Литмир - Электронная Библиотека

Несчастная «Газель» вспыхнула разом, огромным факелом, стекла троллейбуса с левой стороны взорвались, потеряв управление, он съехал, накренившись, к обочине и ткнулся в опору моста.

Дальше начался ад, от которого Наталью Сергеевну отделяли всего несколько десятков метров. Двери «Газели», и так неудачной конструкции, заклинило намертво, и пассажиры сгорели в секунду – ни одного крика, ни одного стона не успело вырваться из раскаленной железной коробки. Но и из троллейбуса можно было выбраться только по одному, в щель между корпусом и бетонной облицовкой опоры. Когда усилиями десятков обезумевших пассажиров заднее стекло вылетело и рухнуло, крошась, на асфальт, из салона повалило серое удушливое облако дыма, из которого полезли, корчась и падая, обожженные задыхающиеся люди…
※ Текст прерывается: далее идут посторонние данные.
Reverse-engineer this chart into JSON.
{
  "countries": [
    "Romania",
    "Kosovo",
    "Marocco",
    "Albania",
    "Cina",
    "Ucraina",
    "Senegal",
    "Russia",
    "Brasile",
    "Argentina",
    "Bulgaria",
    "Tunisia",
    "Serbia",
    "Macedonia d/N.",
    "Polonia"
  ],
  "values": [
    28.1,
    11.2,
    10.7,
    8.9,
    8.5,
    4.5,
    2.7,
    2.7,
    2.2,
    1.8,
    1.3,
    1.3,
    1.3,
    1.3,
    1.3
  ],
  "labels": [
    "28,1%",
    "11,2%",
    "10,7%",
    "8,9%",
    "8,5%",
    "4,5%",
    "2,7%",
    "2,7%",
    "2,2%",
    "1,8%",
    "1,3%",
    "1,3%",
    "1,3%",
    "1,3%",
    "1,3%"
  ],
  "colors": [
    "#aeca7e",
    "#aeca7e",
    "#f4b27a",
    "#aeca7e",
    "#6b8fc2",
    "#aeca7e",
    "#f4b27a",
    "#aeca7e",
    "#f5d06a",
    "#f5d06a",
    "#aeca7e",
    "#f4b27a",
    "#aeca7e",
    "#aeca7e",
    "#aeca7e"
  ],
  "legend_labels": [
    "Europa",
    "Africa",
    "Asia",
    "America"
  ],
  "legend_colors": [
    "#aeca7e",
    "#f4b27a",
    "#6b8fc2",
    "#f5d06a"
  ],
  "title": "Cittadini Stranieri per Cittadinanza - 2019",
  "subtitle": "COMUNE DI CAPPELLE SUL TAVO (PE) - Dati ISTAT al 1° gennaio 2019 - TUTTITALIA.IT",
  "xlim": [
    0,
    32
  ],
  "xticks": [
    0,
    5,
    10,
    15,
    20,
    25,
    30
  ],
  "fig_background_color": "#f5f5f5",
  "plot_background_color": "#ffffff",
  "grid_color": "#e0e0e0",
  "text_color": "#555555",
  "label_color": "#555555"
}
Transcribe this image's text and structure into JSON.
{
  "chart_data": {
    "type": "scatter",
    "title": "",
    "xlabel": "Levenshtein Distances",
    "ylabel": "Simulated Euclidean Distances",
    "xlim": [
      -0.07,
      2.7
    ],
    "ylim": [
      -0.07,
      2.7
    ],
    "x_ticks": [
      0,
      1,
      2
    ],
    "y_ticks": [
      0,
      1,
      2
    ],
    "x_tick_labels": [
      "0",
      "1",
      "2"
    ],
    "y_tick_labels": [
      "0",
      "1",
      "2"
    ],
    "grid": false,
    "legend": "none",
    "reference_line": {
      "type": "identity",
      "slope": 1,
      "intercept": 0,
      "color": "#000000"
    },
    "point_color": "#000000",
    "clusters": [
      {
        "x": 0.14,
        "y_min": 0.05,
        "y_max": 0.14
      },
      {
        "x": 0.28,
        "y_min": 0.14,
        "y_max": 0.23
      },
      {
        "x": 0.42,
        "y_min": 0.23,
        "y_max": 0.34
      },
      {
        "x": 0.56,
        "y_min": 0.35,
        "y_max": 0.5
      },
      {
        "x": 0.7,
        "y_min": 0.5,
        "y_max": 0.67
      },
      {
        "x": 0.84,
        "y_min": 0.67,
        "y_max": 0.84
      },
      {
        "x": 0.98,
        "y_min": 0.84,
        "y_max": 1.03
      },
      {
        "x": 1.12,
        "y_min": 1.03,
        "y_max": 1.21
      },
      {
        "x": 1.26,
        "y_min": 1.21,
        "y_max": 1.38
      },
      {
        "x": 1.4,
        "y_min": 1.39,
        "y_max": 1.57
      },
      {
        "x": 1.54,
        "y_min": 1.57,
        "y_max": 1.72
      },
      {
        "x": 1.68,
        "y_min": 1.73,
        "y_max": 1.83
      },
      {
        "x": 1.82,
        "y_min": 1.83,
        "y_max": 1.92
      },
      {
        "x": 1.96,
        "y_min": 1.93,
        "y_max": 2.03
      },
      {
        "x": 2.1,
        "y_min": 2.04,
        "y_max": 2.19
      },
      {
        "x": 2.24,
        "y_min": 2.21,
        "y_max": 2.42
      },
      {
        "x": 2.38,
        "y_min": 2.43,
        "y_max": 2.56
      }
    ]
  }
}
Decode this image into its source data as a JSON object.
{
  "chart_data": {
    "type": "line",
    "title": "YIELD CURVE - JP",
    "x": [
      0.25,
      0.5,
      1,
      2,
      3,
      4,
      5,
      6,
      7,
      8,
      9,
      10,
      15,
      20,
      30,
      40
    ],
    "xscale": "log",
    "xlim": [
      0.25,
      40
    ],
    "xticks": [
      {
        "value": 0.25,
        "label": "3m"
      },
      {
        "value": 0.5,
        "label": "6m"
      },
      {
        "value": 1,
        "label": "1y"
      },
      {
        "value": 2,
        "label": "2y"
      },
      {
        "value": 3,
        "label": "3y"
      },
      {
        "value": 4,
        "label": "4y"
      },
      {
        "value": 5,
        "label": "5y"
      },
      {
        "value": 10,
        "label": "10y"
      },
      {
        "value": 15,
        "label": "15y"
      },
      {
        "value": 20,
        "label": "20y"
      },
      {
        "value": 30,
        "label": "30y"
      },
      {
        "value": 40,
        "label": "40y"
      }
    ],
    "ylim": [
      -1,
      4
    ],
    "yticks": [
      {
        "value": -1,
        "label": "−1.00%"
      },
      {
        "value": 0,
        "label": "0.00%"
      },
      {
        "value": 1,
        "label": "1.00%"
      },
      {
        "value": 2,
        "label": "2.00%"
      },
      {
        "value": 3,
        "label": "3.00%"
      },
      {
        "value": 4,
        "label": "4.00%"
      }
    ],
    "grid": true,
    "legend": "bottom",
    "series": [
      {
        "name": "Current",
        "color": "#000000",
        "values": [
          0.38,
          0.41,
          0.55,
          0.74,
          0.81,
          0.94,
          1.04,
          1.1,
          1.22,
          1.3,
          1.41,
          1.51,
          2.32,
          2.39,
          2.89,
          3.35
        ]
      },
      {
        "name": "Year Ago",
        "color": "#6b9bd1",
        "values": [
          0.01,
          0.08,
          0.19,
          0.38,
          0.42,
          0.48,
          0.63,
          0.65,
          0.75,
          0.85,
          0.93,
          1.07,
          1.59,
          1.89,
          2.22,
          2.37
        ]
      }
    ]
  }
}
Снегирева еще какую-то долю секунды видела крохотный бантик, мечущийся в дыму, затем жарко дохнуло, и багровое с черными извивами пламя охватило троллейбус. Она инстинктивно пригнулась, лобовое стекло «Ситроена» лопнуло, точно радужный мыльный пузырь, автомобили, словно стадо обезумевших животных, беспорядочно сигналя, стукаясь друг о друга, подались назад и в стороны…

Но и к месту катастрофы побежали, наконец, очнувшиеся свидетели. Выскочив из покалеченной машины, Наталья Сергеевна, каждую секунду рискуя попасть под колеса, бросилась к гудящему пламени. Одна мысль стучала в пустой и безумно ясной голове: «Где моя девочка?»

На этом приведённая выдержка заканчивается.